Tuesday, July 3, 2012

My Top 4 Diet Changes for Rheumatoid Arthritis, Cancer, and Other Illnesses

Oh the joy! There's nothing that makes me want to dance and leap around the room more than when I hear someone say they are ready to take a stand for their health. Lucky me, I've been able to hear it come out of 4 different people's mouths in the last 3 days—this morning I happened to hear it from one of my most favorite aunts, who also happens to have rheumatoid arthritis. I feel overjoyed after hanging up with her.

I'm blogging today to not only share my joy and excitement but to also share how when you set your sights on something, truly desiring it, we inevitably collide with the answers we're seeking through multiple sources. My aunt wanted to know how I first went about changing my diet, and after practically every new thing I told her she'd say, "No way!

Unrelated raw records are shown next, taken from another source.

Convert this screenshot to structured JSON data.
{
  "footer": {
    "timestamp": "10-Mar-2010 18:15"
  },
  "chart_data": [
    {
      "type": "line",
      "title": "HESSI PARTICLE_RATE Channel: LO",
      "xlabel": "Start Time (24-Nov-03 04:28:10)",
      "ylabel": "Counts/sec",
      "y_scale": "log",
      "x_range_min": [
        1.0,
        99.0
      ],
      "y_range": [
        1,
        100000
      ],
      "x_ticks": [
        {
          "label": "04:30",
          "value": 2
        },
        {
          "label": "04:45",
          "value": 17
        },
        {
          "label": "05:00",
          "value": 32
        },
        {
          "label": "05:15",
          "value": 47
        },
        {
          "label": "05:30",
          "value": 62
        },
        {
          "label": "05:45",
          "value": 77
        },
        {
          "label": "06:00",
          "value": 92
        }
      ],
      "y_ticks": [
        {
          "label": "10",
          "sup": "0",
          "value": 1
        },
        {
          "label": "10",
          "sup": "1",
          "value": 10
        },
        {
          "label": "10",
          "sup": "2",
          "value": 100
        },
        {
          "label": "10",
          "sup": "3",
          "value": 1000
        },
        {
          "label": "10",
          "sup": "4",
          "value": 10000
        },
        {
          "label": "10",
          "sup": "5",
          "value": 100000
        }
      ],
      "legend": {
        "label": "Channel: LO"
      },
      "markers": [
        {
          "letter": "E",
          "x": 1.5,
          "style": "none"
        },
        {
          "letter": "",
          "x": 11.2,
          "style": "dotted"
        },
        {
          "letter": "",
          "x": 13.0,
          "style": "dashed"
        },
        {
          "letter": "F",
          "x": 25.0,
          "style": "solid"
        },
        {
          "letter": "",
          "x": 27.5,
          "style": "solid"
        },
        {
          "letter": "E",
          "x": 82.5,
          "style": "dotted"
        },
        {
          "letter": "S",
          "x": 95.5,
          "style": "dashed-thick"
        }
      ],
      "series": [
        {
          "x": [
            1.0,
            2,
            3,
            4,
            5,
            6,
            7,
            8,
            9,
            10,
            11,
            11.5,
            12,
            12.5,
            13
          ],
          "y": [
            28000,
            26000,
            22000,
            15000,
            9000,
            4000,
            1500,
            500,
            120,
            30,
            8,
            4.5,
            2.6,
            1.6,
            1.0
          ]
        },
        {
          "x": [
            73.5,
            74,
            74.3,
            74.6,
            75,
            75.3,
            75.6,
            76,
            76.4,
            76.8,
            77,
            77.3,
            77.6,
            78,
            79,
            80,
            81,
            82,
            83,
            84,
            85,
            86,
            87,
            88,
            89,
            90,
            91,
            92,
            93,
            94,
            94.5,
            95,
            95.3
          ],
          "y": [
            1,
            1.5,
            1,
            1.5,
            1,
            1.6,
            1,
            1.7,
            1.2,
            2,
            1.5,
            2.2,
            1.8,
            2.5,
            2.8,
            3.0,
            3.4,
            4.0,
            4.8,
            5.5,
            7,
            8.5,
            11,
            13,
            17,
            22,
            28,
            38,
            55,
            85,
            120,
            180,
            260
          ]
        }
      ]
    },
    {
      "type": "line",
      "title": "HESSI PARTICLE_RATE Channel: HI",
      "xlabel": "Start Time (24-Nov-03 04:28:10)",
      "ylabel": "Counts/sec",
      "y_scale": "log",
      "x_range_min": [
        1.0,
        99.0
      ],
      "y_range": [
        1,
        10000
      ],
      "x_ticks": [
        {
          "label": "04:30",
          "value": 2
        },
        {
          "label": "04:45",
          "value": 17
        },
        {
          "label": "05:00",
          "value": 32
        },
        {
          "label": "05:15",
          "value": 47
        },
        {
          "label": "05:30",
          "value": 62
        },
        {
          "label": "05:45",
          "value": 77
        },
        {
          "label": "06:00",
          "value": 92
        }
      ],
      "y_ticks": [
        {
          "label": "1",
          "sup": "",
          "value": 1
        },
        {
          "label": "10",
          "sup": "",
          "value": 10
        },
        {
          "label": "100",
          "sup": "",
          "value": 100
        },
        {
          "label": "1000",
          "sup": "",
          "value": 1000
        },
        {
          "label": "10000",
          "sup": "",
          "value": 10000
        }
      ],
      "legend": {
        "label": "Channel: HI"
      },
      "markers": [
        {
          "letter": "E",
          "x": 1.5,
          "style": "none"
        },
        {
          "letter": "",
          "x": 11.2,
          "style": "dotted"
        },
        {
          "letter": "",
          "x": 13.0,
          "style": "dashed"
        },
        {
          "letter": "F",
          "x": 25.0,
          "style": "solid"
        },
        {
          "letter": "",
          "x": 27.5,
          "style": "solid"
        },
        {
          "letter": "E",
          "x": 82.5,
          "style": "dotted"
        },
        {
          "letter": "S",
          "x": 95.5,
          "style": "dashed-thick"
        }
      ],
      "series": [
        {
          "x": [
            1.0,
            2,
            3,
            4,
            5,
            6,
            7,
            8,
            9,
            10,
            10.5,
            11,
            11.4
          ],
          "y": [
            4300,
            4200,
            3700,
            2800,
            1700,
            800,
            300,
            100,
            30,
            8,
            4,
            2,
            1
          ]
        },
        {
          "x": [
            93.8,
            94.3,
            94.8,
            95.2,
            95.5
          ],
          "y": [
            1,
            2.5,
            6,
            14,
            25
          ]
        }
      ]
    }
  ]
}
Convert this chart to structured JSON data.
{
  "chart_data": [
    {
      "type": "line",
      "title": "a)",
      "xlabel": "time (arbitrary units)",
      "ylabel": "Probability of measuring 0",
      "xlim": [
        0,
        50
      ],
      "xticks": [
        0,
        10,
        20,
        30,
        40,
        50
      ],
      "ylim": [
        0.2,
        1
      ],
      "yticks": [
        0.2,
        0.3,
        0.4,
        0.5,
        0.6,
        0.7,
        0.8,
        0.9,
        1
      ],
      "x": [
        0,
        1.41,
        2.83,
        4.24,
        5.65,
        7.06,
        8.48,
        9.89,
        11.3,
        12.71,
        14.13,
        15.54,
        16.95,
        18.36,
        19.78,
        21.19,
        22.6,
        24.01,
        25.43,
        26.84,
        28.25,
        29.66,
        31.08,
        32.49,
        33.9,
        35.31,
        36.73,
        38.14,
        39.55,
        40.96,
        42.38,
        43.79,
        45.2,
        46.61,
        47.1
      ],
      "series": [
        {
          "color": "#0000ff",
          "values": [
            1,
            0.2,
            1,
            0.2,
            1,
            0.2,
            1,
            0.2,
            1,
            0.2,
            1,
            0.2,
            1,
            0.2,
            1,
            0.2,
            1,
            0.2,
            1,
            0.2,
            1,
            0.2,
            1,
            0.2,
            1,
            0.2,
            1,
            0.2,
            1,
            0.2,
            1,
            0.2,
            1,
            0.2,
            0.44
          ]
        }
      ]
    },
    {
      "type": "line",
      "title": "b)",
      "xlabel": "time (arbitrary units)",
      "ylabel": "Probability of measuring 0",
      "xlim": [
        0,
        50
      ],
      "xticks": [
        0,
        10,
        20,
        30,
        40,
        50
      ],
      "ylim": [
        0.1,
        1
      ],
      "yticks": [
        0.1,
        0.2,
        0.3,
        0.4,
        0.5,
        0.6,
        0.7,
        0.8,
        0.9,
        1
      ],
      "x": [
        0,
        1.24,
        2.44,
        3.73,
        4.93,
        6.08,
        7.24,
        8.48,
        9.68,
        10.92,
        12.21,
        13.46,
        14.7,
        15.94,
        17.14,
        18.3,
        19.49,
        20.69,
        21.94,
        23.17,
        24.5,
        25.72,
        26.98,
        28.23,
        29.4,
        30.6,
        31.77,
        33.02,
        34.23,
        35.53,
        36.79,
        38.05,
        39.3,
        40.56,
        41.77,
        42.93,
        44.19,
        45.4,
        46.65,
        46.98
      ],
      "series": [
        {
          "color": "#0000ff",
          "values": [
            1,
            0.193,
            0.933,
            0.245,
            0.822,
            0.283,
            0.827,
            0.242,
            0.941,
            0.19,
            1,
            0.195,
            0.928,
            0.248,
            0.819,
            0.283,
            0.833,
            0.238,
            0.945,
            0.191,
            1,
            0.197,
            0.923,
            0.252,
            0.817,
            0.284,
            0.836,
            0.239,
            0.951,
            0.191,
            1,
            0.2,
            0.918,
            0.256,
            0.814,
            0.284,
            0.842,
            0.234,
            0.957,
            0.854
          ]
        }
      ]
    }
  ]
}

My friend was just telling me that same thing yesterday," or "We went to dinner last night, and a man there was talking about how his cancer has been getting better because he's been doing that too!"

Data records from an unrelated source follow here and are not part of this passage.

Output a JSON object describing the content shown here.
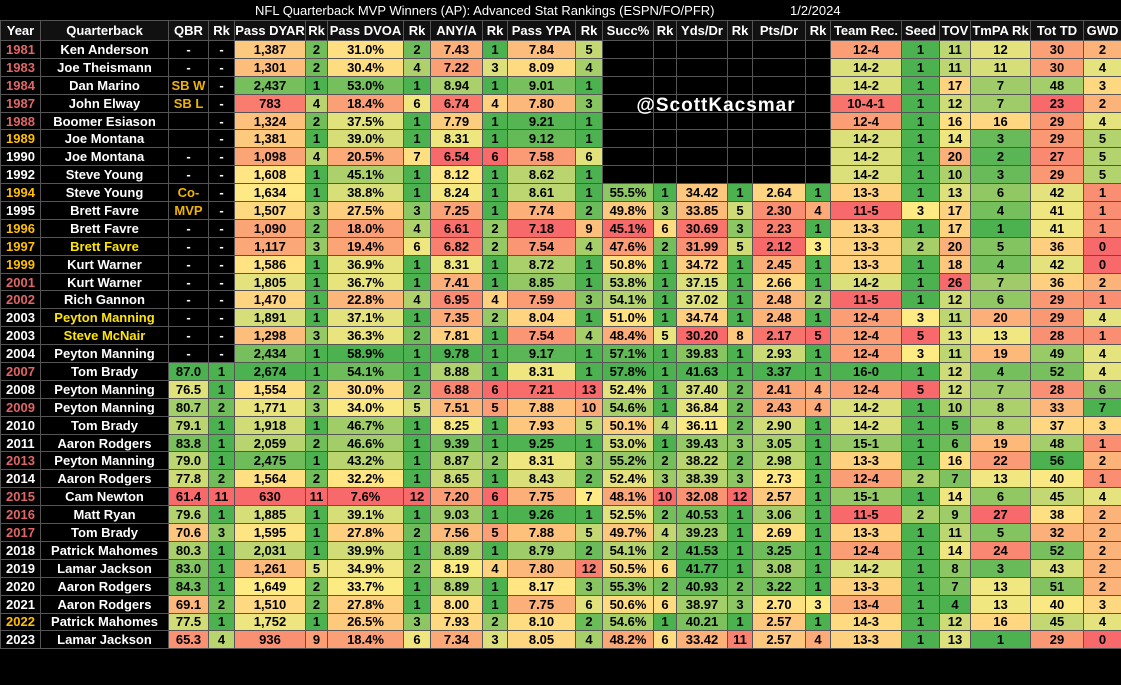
{
  "header": {
    "title": "NFL Quarterback MVP Winners (AP): Advanced Stat Rankings (ESPN/FO/PFR)",
    "date": "1/2/2024"
  },
  "watermark": "@ScottKacsmar",
  "table": {
    "columns": [
      "Year",
      "Quarterback",
      "QBR",
      "Rk",
      "Pass DYAR",
      "Rk",
      "Pass DVOA",
      "Rk",
      "ANY/A",
      "Rk",
      "Pass YPA",
      "Rk",
      "Succ%",
      "Rk",
      "Yds/Dr",
      "Rk",
      "Pts/Dr",
      "Rk",
      "Team Rec.",
      "Seed",
      "TOV",
      "TmPA Rk",
      "Tot TD",
      "GWD"
    ],
    "rows": [
      [
        "1981",
        "Ken Anderson",
        "-",
        "-",
        "1,387",
        "2",
        "31.0%",
        "2",
        "7.43",
        "1",
        "7.84",
        "5",
        null,
        null,
        null,
        null,
        null,
        null,
        "12-4",
        "1",
        "11",
        "12",
        "30",
        "2"
      ],
      [
        "1983",
        "Joe Theismann",
        "-",
        "-",
        "1,301",
        "2",
        "30.4%",
        "4",
        "7.22",
        "3",
        "8.09",
        "4",
        null,
        null,
        null,
        null,
        null,
        null,
        "14-2",
        "1",
        "11",
        "11",
        "30",
        "4"
      ],
      [
        "1984",
        "Dan Marino",
        "SB W",
        "-",
        "2,437",
        "1",
        "53.0%",
        "1",
        "8.94",
        "1",
        "9.01",
        "1",
        null,
        null,
        null,
        null,
        null,
        null,
        "14-2",
        "1",
        "17",
        "7",
        "48",
        "3"
      ],
      [
        "1987",
        "John Elway",
        "SB L",
        "-",
        "783",
        "4",
        "18.4%",
        "6",
        "6.74",
        "4",
        "7.80",
        "3",
        null,
        null,
        null,
        null,
        null,
        null,
        "10-4-1",
        "1",
        "12",
        "7",
        "23",
        "2"
      ],
      [
        "1988",
        "Boomer Esiason",
        null,
        "-",
        "1,324",
        "2",
        "37.5%",
        "1",
        "7.79",
        "1",
        "9.21",
        "1",
        null,
        null,
        null,
        null,
        null,
        null,
        "12-4",
        "1",
        "16",
        "16",
        "29",
        "4"
      ],
      [
        "1989",
        "Joe Montana",
        null,
        "-",
        "1,381",
        "1",
        "39.0%",
        "1",
        "8.31",
        "1",
        "9.12",
        "1",
        null,
        null,
        null,
        null,
        null,
        null,
        "14-2",
        "1",
        "14",
        "3",
        "29",
        "5"
      ],
      [
        "1990",
        "Joe Montana",
        "-",
        "-",
        "1,098",
        "4",
        "20.5%",
        "7",
        "6.54",
        "6",
        "7.58",
        "6",
        null,
        null,
        null,
        null,
        null,
        null,
        "14-2",
        "1",
        "20",
        "2",
        "27",
        "5"
      ],
      [
        "1992",
        "Steve Young",
        "-",
        "-",
        "1,608",
        "1",
        "45.1%",
        "1",
        "8.12",
        "1",
        "8.62",
        "1",
        null,
        null,
        null,
        null,
        null,
        null,
        "14-2",
        "1",
        "10",
        "3",
        "29",
        "5"
      ],
      [
        "1994",
        "Steve Young",
        "Co-",
        "-",
        "1,634",
        "1",
        "38.8%",
        "1",
        "8.24",
        "1",
        "8.61",
        "1",
        "55.5%",
        "1",
        "34.42",
        "1",
        "2.64",
        "1",
        "13-3",
        "1",
        "13",
        "6",
        "42",
        "1"
      ],
      [
        "1995",
        "Brett Favre",
        "MVP",
        "-",
        "1,507",
        "3",
        "27.5%",
        "3",
        "7.25",
        "1",
        "7.74",
        "2",
        "49.8%",
        "3",
        "33.85",
        "5",
        "2.30",
        "4",
        "11-5",
        "3",
        "17",
        "4",
        "41",
        "1"
      ],
      [
        "1996",
        "Brett Favre",
        "-",
        "-",
        "1,090",
        "2",
        "18.0%",
        "4",
        "6.61",
        "2",
        "7.18",
        "9",
        "45.1%",
        "6",
        "30.69",
        "3",
        "2.23",
        "1",
        "13-3",
        "1",
        "17",
        "1",
        "41",
        "1"
      ],
      [
        "1997",
        "Brett Favre",
        "-",
        "-",
        "1,117",
        "3",
        "19.4%",
        "6",
        "6.82",
        "2",
        "7.54",
        "4",
        "47.6%",
        "2",
        "31.99",
        "5",
        "2.12",
        "3",
        "13-3",
        "2",
        "20",
        "5",
        "36",
        "0"
      ],
      [
        "1999",
        "Kurt Warner",
        "-",
        "-",
        "1,586",
        "1",
        "36.9%",
        "1",
        "8.31",
        "1",
        "8.72",
        "1",
        "50.8%",
        "1",
        "34.72",
        "1",
        "2.45",
        "1",
        "13-3",
        "1",
        "18",
        "4",
        "42",
        "0"
      ],
      [
        "2001",
        "Kurt Warner",
        "-",
        "-",
        "1,805",
        "1",
        "36.7%",
        "1",
        "7.41",
        "1",
        "8.85",
        "1",
        "53.8%",
        "1",
        "37.15",
        "1",
        "2.66",
        "1",
        "14-2",
        "1",
        "26",
        "7",
        "36",
        "2"
      ],
      [
        "2002",
        "Rich Gannon",
        "-",
        "-",
        "1,470",
        "1",
        "22.8%",
        "4",
        "6.95",
        "4",
        "7.59",
        "3",
        "54.1%",
        "1",
        "37.02",
        "1",
        "2.48",
        "2",
        "11-5",
        "1",
        "12",
        "6",
        "29",
        "1"
      ],
      [
        "2003",
        "Peyton Manning",
        "-",
        "-",
        "1,891",
        "1",
        "37.1%",
        "1",
        "7.35",
        "2",
        "8.04",
        "1",
        "51.0%",
        "1",
        "34.74",
        "1",
        "2.48",
        "1",
        "12-4",
        "3",
        "11",
        "20",
        "29",
        "4"
      ],
      [
        "2003",
        "Steve McNair",
        "-",
        "-",
        "1,298",
        "3",
        "36.3%",
        "2",
        "7.81",
        "1",
        "7.54",
        "4",
        "48.4%",
        "5",
        "30.20",
        "8",
        "2.17",
        "5",
        "12-4",
        "5",
        "13",
        "13",
        "28",
        "1"
      ],
      [
        "2004",
        "Peyton Manning",
        "-",
        "-",
        "2,434",
        "1",
        "58.9%",
        "1",
        "9.78",
        "1",
        "9.17",
        "1",
        "57.1%",
        "1",
        "39.83",
        "1",
        "2.93",
        "1",
        "12-4",
        "3",
        "11",
        "19",
        "49",
        "4"
      ],
      [
        "2007",
        "Tom Brady",
        "87.0",
        "1",
        "2,674",
        "1",
        "54.1%",
        "1",
        "8.88",
        "1",
        "8.31",
        "1",
        "57.8%",
        "1",
        "41.63",
        "1",
        "3.37",
        "1",
        "16-0",
        "1",
        "12",
        "4",
        "52",
        "4"
      ],
      [
        "2008",
        "Peyton Manning",
        "76.5",
        "1",
        "1,554",
        "2",
        "30.0%",
        "2",
        "6.88",
        "6",
        "7.21",
        "13",
        "52.4%",
        "1",
        "37.40",
        "2",
        "2.41",
        "4",
        "12-4",
        "5",
        "12",
        "7",
        "28",
        "6"
      ],
      [
        "2009",
        "Peyton Manning",
        "80.7",
        "2",
        "1,771",
        "3",
        "34.0%",
        "5",
        "7.51",
        "5",
        "7.88",
        "10",
        "54.6%",
        "1",
        "36.84",
        "2",
        "2.43",
        "4",
        "14-2",
        "1",
        "10",
        "8",
        "33",
        "7"
      ],
      [
        "2010",
        "Tom Brady",
        "79.1",
        "1",
        "1,918",
        "1",
        "46.7%",
        "1",
        "8.25",
        "1",
        "7.93",
        "5",
        "50.1%",
        "4",
        "36.11",
        "2",
        "2.90",
        "1",
        "14-2",
        "1",
        "5",
        "8",
        "37",
        "3"
      ],
      [
        "2011",
        "Aaron Rodgers",
        "83.8",
        "1",
        "2,059",
        "2",
        "46.6%",
        "1",
        "9.39",
        "1",
        "9.25",
        "1",
        "53.0%",
        "1",
        "39.43",
        "3",
        "3.05",
        "1",
        "15-1",
        "1",
        "6",
        "19",
        "48",
        "1"
      ],
      [
        "2013",
        "Peyton Manning",
        "79.0",
        "1",
        "2,475",
        "1",
        "43.2%",
        "1",
        "8.87",
        "2",
        "8.31",
        "3",
        "55.2%",
        "2",
        "38.22",
        "2",
        "2.98",
        "1",
        "13-3",
        "1",
        "16",
        "22",
        "56",
        "2"
      ],
      [
        "2014",
        "Aaron Rodgers",
        "77.8",
        "2",
        "1,564",
        "2",
        "32.2%",
        "1",
        "8.65",
        "1",
        "8.43",
        "2",
        "52.4%",
        "3",
        "38.39",
        "3",
        "2.73",
        "1",
        "12-4",
        "2",
        "7",
        "13",
        "40",
        "1"
      ],
      [
        "2015",
        "Cam Newton",
        "61.4",
        "11",
        "630",
        "11",
        "7.6%",
        "12",
        "7.20",
        "6",
        "7.75",
        "7",
        "48.1%",
        "10",
        "32.08",
        "12",
        "2.57",
        "1",
        "15-1",
        "1",
        "14",
        "6",
        "45",
        "4"
      ],
      [
        "2016",
        "Matt Ryan",
        "79.6",
        "1",
        "1,885",
        "1",
        "39.1%",
        "1",
        "9.03",
        "1",
        "9.26",
        "1",
        "52.5%",
        "2",
        "40.53",
        "1",
        "3.06",
        "1",
        "11-5",
        "2",
        "9",
        "27",
        "38",
        "2"
      ],
      [
        "2017",
        "Tom Brady",
        "70.6",
        "3",
        "1,595",
        "1",
        "27.8%",
        "2",
        "7.56",
        "5",
        "7.88",
        "5",
        "49.7%",
        "4",
        "39.23",
        "1",
        "2.69",
        "1",
        "13-3",
        "1",
        "11",
        "5",
        "32",
        "2"
      ],
      [
        "2018",
        "Patrick Mahomes",
        "80.3",
        "1",
        "2,031",
        "1",
        "39.9%",
        "1",
        "8.89",
        "1",
        "8.79",
        "2",
        "54.1%",
        "2",
        "41.53",
        "1",
        "3.25",
        "1",
        "12-4",
        "1",
        "14",
        "24",
        "52",
        "2"
      ],
      [
        "2019",
        "Lamar Jackson",
        "83.0",
        "1",
        "1,261",
        "5",
        "34.9%",
        "2",
        "8.19",
        "4",
        "7.80",
        "12",
        "50.5%",
        "6",
        "41.77",
        "1",
        "3.08",
        "1",
        "14-2",
        "1",
        "8",
        "3",
        "43",
        "2"
      ],
      [
        "2020",
        "Aaron Rodgers",
        "84.3",
        "1",
        "1,649",
        "2",
        "33.7%",
        "1",
        "8.89",
        "1",
        "8.17",
        "3",
        "55.3%",
        "2",
        "40.93",
        "2",
        "3.22",
        "1",
        "13-3",
        "1",
        "7",
        "13",
        "51",
        "2"
      ],
      [
        "2021",
        "Aaron Rodgers",
        "69.1",
        "2",
        "1,510",
        "2",
        "27.8%",
        "1",
        "8.00",
        "1",
        "7.75",
        "6",
        "50.6%",
        "6",
        "38.97",
        "3",
        "2.70",
        "3",
        "13-4",
        "1",
        "4",
        "13",
        "40",
        "3"
      ],
      [
        "2022",
        "Patrick Mahomes",
        "77.5",
        "1",
        "1,752",
        "1",
        "26.5%",
        "3",
        "7.93",
        "2",
        "8.10",
        "2",
        "54.6%",
        "1",
        "40.21",
        "1",
        "2.57",
        "1",
        "14-3",
        "1",
        "12",
        "16",
        "45",
        "4"
      ],
      [
        "2023",
        "Lamar Jackson",
        "65.3",
        "4",
        "936",
        "9",
        "18.4%",
        "6",
        "7.34",
        "3",
        "8.05",
        "4",
        "48.2%",
        "6",
        "33.42",
        "11",
        "2.57",
        "4",
        "13-3",
        "1",
        "13",
        "1",
        "29",
        "0"
      ]
    ],
    "year_colors": [
      "#e06666",
      "#e06666",
      "#e06666",
      "#e06666",
      "#e06666",
      "#ffc000",
      "#ffffff",
      "#ffffff",
      "#ffc000",
      "#ffffff",
      "#ffc000",
      "#ffc000",
      "#ffc000",
      "#e06666",
      "#e06666",
      "#ffffff",
      "#ffffff",
      "#ffffff",
      "#e06666",
      "#ffffff",
      "#e06666",
      "#ffffff",
      "#ffffff",
      "#e06666",
      "#ffffff",
      "#e06666",
      "#e06666",
      "#e06666",
      "#ffffff",
      "#ffffff",
      "#ffffff",
      "#ffffff",
      "#ffc000",
      "#ffffff"
    ],
    "name_colors": [
      "#ffffff",
      "#ffffff",
      "#ffffff",
      "#ffffff",
      "#ffffff",
      "#ffffff",
      "#ffffff",
      "#ffffff",
      "#ffffff",
      "#ffffff",
      "#ffffff",
      "#ffe600",
      "#ffffff",
      "#ffffff",
      "#ffffff",
      "#ffe600",
      "#ffe600",
      "#ffffff",
      "#ffffff",
      "#ffffff",
      "#ffffff",
      "#ffffff",
      "#ffffff",
      "#ffffff",
      "#ffffff",
      "#ffffff",
      "#ffffff",
      "#ffffff",
      "#ffffff",
      "#ffffff",
      "#ffffff",
      "#ffffff",
      "#ffffff",
      "#ffffff"
    ],
    "note_color": "#f0b400"
  }
}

So it's time to share. Here are the 4 main health changes I made to get improve my nutritional intake and improve my health on multiple levels:

1. Eat alkaline foods.
2. Eat salmon and/or fish oil.
3. Eat cruciferous vegetables (i.e., cauliflower, cabbage, broccoli, Brussels sprouts, bok choy, kale, and collard greens.
4. Drink green smoothies.

You may hear me got on my soap box time after time about alkaline foods, but it's for a reason. Everything we eat falls on a spectrum of acidic on one end and alkaline on the other end. Click here and here for a chart of where foods fall on this spectrum. The goal is to eat more alkaline foods so that your body can reserve it's resources to fighting illness rather than neutralizing acidic foods in digestion.

Salmon contains much needed omega 3s that reduce inflammation and build up muscles to support joints, particularly helpful for rheumatoid arthritis. Salmon is also high in Vitamin D, which has been shown to reduce the production of blood vessels that cancer tumors feed off of.

Cruciferous vegetables are full of disease-fighting phytochemicals and are known to help prevent various forms of cancer, such as colon, prostate, and breast cancers, as well as rheumatoid arthritis. If you're dealing with poor health, it's recommended that we eat these friendly veggies 4 to 7 times a week. At first I thought this was ridiculously impossible until I realized that I already was drinking kale practically daily in my morning green smoothie! Who knew kale was a cruciferous vegetable?—The more you learn. And if you'd like to learn more about cruciferous vegetables, click here.

Drinking green smoothies not the first health change I made 2 years ago, but hands down it was the most significant. Greens such as kale, spinach, collard greens, and chard are packed with vitamins and minerals. They are full of iron, calcium—no wonder there's calcium in cow's milk because cows eat greens all day long, but who knew you didn't need milk to get calcium?—and mega amounts of vitamin A and C. According to Self Nutrition Data, kale is "a good source of Dietary Fiber, Protein, Thiamin, Riboflavin, Folate, Iron, Magnesium and Phosphorus, and a very good source of Vitamin A, Vitamin C, Vitamin K, Vitamin B6, Calcium, Potassium, Copper and Manganese." Apparently it's a vegetable worth including in your diet! Self Nutrition Data is an awesome website for looking up the health benefits of foods.